'Superbad' sails to top spot, while 'Invasion' falters

August 20, 2007|David Germain, Associated Press

LOS ANGELES -- "Superbad" was super good at the box office, proving that a no-name cast could hold its own amid A-list summer blockbusters.

Sony's comedy about the misadventures of two high school buddies trying to score booze, took in $31.2 million to debut as the weekend's No. 1 movie, according to studio estimates yesterday.

"Superbad" knocked off the previous weekend's top flick, New Line's "Rush Hour 3," which slipped to second place with $21.8 million, raising its total to $88.2 million.

The Warner Bros. sci-fi tale "The Invasion," starring Nicole Kidman and Daniel Craig in an update of "Invasion of the Body Snatchers," opened a weak No. 5 with $6 million.

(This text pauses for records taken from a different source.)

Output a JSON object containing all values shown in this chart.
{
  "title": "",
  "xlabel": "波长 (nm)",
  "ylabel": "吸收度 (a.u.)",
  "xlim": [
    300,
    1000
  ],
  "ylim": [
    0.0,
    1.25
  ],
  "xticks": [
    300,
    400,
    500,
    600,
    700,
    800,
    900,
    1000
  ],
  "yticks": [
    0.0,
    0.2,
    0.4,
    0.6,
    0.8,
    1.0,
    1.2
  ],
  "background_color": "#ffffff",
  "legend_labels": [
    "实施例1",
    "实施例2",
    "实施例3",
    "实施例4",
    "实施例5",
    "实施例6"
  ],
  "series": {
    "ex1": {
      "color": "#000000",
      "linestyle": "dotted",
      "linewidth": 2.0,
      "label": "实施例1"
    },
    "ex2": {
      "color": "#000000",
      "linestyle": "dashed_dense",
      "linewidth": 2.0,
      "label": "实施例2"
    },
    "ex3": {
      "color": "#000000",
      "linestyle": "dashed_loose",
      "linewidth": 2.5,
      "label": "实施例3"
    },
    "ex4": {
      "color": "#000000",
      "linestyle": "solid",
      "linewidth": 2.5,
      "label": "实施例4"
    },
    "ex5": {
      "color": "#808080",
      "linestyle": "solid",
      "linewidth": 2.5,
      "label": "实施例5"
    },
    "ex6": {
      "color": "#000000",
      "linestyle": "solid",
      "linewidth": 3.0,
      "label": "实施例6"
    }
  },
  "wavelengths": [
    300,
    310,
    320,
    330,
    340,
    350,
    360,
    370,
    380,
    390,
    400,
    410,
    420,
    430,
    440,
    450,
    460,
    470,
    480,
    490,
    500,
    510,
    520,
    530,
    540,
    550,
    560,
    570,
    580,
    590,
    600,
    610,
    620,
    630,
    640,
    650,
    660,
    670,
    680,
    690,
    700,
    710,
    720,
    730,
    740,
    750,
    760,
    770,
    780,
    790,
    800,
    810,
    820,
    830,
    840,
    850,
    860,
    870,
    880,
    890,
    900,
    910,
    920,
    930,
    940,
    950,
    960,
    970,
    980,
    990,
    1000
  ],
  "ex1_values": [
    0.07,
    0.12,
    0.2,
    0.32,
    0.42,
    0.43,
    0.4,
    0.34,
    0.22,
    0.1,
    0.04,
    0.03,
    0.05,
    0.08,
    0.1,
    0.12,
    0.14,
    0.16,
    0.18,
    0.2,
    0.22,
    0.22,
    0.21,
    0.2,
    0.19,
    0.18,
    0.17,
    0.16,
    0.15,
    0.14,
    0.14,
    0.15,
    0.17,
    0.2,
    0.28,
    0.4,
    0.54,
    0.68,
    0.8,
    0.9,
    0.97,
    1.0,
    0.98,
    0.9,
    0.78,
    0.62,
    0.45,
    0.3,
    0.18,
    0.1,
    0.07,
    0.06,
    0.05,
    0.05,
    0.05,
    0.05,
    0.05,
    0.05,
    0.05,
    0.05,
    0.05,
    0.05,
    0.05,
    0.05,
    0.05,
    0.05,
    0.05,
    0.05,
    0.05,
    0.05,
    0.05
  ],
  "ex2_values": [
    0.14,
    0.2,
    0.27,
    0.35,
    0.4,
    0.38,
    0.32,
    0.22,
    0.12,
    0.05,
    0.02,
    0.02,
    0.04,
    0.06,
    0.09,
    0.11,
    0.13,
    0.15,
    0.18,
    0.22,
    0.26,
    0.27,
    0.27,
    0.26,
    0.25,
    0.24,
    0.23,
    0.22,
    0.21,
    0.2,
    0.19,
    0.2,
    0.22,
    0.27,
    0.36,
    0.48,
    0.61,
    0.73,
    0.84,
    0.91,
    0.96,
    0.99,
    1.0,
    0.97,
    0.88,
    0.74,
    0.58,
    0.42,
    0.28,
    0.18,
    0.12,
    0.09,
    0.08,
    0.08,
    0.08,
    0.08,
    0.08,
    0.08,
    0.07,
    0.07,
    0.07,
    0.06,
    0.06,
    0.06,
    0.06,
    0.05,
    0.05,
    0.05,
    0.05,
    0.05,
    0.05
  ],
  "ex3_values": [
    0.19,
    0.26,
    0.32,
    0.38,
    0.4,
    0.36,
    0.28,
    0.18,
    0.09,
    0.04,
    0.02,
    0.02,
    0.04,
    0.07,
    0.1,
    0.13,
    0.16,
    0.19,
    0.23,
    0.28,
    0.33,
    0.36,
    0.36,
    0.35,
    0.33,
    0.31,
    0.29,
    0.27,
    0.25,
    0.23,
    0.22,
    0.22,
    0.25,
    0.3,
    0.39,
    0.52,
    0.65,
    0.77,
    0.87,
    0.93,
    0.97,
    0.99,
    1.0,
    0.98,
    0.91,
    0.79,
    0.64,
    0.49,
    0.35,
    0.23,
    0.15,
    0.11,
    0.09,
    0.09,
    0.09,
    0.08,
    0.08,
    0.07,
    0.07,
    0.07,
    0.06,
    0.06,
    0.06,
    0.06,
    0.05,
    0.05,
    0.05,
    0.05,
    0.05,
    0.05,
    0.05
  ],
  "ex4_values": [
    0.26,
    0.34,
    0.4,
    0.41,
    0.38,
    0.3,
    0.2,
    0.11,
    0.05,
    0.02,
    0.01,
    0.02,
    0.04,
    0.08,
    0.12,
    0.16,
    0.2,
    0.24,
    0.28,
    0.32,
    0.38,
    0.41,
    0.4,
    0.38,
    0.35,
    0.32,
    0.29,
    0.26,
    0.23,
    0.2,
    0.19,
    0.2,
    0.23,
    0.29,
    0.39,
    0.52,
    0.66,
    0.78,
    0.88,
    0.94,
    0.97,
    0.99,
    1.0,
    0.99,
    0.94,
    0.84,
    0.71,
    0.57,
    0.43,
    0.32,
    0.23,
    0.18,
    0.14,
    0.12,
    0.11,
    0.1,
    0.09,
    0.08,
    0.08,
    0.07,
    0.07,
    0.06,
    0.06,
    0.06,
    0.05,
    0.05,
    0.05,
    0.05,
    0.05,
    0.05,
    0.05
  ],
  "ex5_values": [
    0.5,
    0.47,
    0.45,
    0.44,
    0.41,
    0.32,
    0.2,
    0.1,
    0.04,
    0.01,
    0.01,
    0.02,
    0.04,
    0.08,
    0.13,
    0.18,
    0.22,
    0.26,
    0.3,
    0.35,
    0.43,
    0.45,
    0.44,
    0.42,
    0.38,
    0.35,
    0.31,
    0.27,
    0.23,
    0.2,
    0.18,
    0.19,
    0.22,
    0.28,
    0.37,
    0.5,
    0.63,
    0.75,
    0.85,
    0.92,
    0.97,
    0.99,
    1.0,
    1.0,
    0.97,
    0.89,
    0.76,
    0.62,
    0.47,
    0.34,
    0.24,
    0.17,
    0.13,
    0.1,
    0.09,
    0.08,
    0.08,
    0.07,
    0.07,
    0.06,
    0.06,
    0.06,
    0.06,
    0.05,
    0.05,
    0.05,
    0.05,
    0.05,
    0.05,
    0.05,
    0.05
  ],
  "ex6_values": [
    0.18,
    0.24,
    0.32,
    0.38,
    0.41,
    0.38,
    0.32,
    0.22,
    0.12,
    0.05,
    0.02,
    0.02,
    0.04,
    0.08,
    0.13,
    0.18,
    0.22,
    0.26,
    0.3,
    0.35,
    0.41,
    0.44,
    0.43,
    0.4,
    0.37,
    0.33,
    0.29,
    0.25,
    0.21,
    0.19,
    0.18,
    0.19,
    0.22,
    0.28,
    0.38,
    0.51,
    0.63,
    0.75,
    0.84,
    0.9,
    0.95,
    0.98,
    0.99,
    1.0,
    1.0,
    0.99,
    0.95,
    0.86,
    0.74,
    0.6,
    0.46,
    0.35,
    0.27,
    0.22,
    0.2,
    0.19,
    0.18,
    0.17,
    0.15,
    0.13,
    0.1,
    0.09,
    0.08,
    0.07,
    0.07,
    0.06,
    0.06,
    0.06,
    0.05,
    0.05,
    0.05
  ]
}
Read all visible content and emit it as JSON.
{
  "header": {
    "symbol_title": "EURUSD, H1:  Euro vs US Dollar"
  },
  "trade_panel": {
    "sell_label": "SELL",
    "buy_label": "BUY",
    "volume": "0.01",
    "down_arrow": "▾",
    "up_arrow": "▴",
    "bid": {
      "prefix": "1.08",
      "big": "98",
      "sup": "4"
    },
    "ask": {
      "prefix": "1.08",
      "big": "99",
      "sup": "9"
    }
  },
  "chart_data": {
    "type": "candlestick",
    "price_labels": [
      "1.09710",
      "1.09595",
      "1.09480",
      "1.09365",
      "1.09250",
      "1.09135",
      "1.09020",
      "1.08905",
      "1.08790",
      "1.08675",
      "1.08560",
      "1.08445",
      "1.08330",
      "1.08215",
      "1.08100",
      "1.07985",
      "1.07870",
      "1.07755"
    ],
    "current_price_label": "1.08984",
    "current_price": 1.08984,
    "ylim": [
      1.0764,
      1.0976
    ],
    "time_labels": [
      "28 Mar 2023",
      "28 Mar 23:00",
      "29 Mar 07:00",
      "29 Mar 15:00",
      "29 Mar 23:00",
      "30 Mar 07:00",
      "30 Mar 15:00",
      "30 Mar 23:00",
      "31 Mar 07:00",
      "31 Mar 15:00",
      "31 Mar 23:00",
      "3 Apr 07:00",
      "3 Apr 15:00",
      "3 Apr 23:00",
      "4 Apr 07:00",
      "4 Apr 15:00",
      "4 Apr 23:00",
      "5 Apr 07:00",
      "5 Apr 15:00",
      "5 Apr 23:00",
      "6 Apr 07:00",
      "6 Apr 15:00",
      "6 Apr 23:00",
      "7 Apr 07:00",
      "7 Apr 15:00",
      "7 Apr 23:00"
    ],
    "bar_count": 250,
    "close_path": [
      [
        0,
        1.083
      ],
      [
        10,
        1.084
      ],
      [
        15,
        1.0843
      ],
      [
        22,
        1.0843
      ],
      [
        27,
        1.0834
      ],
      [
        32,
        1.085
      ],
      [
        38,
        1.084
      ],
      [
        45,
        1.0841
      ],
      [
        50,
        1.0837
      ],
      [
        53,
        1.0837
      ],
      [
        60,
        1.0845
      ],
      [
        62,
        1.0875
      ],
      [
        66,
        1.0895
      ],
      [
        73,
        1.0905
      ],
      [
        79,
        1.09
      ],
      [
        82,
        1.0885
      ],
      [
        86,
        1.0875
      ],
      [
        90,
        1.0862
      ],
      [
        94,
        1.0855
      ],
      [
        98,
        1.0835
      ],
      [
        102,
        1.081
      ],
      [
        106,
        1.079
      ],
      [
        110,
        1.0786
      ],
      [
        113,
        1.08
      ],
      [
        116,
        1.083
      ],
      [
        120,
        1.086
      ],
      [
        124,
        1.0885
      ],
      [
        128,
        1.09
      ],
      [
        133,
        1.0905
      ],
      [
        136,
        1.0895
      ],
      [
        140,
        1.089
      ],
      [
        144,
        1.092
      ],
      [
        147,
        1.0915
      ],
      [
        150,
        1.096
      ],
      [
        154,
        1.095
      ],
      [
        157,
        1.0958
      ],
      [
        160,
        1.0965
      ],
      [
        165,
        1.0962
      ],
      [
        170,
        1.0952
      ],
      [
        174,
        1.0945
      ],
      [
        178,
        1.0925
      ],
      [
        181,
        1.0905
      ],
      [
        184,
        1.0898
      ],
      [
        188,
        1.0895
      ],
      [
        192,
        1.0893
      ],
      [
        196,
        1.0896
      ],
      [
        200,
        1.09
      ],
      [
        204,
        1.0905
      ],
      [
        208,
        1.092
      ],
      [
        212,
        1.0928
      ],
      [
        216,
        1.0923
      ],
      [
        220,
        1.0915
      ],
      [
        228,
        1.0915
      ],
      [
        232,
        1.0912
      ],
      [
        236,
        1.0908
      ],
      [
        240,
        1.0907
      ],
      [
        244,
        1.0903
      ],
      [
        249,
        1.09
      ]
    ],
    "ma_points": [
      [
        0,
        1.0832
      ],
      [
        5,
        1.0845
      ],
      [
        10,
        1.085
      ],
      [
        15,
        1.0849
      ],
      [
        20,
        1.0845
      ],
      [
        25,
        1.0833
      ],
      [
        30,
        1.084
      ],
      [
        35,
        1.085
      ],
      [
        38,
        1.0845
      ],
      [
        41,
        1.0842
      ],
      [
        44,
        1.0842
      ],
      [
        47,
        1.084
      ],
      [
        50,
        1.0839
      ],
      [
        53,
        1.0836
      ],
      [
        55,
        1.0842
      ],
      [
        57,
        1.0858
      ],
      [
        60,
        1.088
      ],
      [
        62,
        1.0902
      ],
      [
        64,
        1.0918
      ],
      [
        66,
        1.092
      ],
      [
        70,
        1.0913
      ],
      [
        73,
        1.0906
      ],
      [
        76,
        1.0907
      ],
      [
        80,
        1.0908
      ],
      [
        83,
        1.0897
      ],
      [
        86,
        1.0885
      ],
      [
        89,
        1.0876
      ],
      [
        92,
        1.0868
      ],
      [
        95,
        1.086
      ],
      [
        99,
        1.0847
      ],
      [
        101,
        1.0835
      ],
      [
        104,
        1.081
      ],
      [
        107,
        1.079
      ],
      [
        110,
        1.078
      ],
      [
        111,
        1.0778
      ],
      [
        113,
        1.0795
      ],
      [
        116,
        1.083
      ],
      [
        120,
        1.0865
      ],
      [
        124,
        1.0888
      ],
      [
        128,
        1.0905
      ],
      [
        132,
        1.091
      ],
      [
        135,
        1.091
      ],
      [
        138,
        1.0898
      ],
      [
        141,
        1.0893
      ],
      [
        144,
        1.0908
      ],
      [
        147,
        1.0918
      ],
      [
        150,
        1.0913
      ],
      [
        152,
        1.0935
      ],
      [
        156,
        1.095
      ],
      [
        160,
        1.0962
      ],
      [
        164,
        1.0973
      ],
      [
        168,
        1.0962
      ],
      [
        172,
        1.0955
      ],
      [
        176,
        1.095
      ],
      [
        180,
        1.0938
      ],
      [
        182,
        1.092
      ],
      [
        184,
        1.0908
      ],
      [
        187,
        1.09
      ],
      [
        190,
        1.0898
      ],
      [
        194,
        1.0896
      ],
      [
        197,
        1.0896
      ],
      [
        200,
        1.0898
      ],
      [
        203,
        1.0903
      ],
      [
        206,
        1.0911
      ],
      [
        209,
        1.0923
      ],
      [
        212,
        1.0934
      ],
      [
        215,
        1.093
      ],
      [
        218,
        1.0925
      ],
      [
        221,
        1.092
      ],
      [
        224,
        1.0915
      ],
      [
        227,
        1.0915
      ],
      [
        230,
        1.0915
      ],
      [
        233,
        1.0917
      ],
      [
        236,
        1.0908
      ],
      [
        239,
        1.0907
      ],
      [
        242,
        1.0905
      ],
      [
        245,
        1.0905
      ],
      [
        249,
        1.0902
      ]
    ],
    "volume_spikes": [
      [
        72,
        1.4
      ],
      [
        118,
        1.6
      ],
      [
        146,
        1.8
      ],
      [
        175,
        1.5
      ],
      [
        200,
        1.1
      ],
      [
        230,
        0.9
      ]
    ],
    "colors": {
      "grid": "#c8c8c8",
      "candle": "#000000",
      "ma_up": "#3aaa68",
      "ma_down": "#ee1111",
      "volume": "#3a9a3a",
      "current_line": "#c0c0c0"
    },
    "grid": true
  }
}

"Superbad" maintains the pattern of producer Judd Apatow's earlier hits, "Knocked Up" and "The 40-Year-Old Virgin," which he directed. Apatow and his collaborators, including "Knocked Up" star and "Superbad" co-writer and co-star Seth Rogen, package crude, R-rated humor with clever, authentic dialogue far smarter than what's normally seen in summer comedies.

Shot on a modest $20 million budget, "Superbad" had a slightly better debut than "Knocked Up," which opened in June with $30.7 million and went on become a $100 million hit.

"I think a genuinely funny movie always has a shot at doing well, because so few movies are really funny," Apatow told the Associated Press.

"Superbad," co-written by Rogen and his high school best friend Evan Goldberg, stars Jonah Hill and Michael Cera as pals on a quest for alcohol to impress the foxy host of a party. Rogen costars as an inept cop who ends up carousing with the teens, while Christopher Mintz-Plasse proves a scene-stealer as Hill and Cera's super-geeky friend.

Overall Hollywood revenues rose with the top 12 movies taking in $110.5 million, up 21 percent from the same weekend last year, when "Snakes on a Plane" opened at No. 1 with $15.2 million. Movie attendance is running 5 percent ahead of last summer's, according to Media By Numbers.

The Weinstein Co. release "The Last Legion," featuring Ben Kingsley in an action tale set in ancient Rome, tanked with $2.6 million, finishing at No. 12.

In narrower release, MGM's comedy "Death at a Funeral," a tale of outrageous goings-on at a British patriarch's farewell, opened solidly with $1.3 million.

Warner Independent's "The 11th Hour," a global-crisis documentary on ecological issues co-written, coproduced, and narrated by Leonardo DiCaprio, debuted well in four theaters with $56,000.